One of Giaconda’s caves.

With a mirror to the master, I ask what he thinks of his wines. “The 2021 is one of the best I’ve ever made. It’s very powerful, very long, mineral and complex. They’re very concentrated without being fat, with great acidity. It’s really nicely balanced. And it’s got the matchstick, reductive stuff we love.”

The flinty character of white wine is often broadly described as minerality with the aroma of gunflint, therefore likened to a freshly struck matchstick against steel. It’s a haunting note, echoed most memorably in wines like Didier Dagueneau’s Silex and Tissot’s Savagnin.

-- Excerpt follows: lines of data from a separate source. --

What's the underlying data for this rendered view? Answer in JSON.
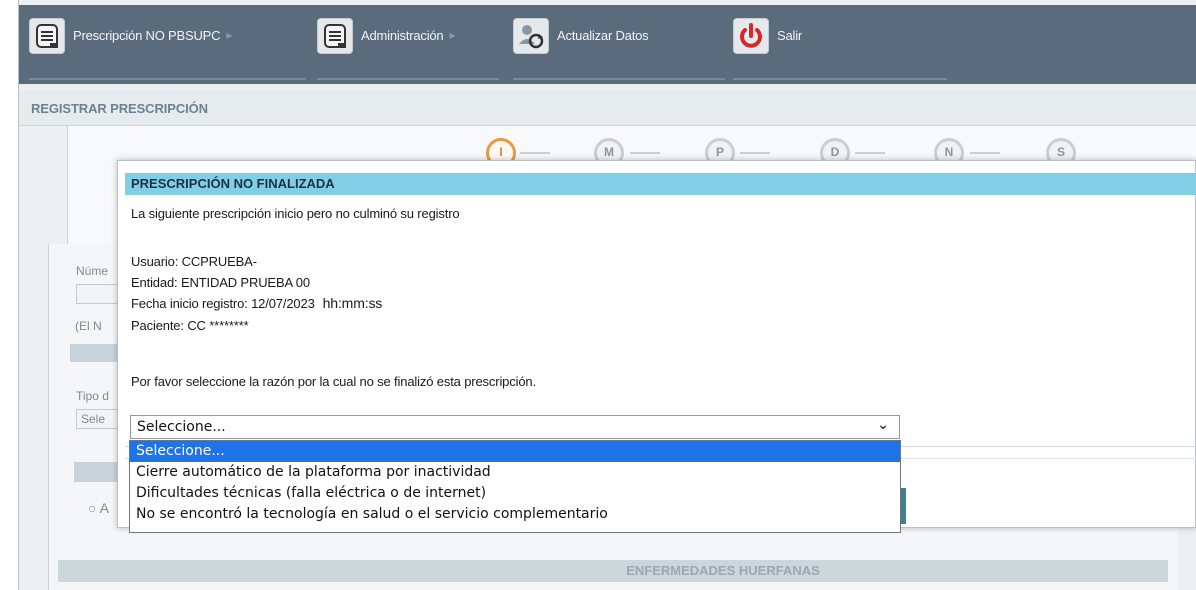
{
  "nav": {
    "items": [
      {
        "label": "Prescripción NO PBSUPC",
        "icon": "document-icon",
        "has_arrow": true
      },
      {
        "label": "Administración",
        "icon": "document-icon",
        "has_arrow": true
      },
      {
        "label": "Actualizar Datos",
        "icon": "user-refresh-icon",
        "has_arrow": false
      },
      {
        "label": "Salir",
        "icon": "power-icon",
        "has_arrow": false
      }
    ],
    "arrow": "▸"
  },
  "section_title": "REGISTRAR PRESCRIPCIÓN",
  "wizard_steps": [
    "I",
    "M",
    "P",
    "D",
    "N",
    "S"
  ],
  "background_form": {
    "numero_label": "Núme",
    "nota": "(El N",
    "tipo_label": "Tipo d",
    "tipo_value": "Sele",
    "radio": "○ A",
    "enfermedades": "ENFERMEDADES HUERFANAS"
  },
  "modal": {
    "title": "PRESCRIPCIÓN NO FINALIZADA",
    "intro": "La siguiente prescripción inicio pero no culminó su registro",
    "usuario": "Usuario: CCPRUEBA-",
    "entidad": "Entidad: ENTIDAD PRUEBA 00",
    "fecha": "Fecha inicio registro: 12/07/2023",
    "hora": "hh:mm:ss",
    "paciente": "Paciente: CC ********",
    "instruction": "Por favor seleccione la razón por la cual no se finalizó esta prescripción.",
    "select_value": "Seleccione...",
    "options": [
      "Seleccione...",
      "Cierre automático de la plataforma por inactividad",
      "Dificultades técnicas (falla eléctrica o de internet)",
      "No se encontró la tecnología en salud o el servicio complementario"
    ]
  },
  "colors": {
    "nav_bg": "#5a6b7b",
    "modal_header_bg": "#80cfe7",
    "selected_option_bg": "#1e73e8",
    "power_icon": "#d8262a",
    "active_step": "#e89a47"
  }
}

“The flinty matchstick character, it’s a complex thing,” reflects Rick. “It’s not something we can manoeuvre. It’s an act of sulphur, the soil, the barrel, the natural yeast and the natural malolactic.” 

It’s always hard to pin down what makes something special. The process becomes its own abstract act of distillation. But that Giaconda is the sum of its parts. The iconic flinty note of Rick’s chardonnay is a trail of smoke that sparks within us the story of tradition, the nostalgia of campfire and a fleeting taste of the lucky country.

What Baudelaire might have meant when he wrote, “within the wine’s depths, the wine’s soul.”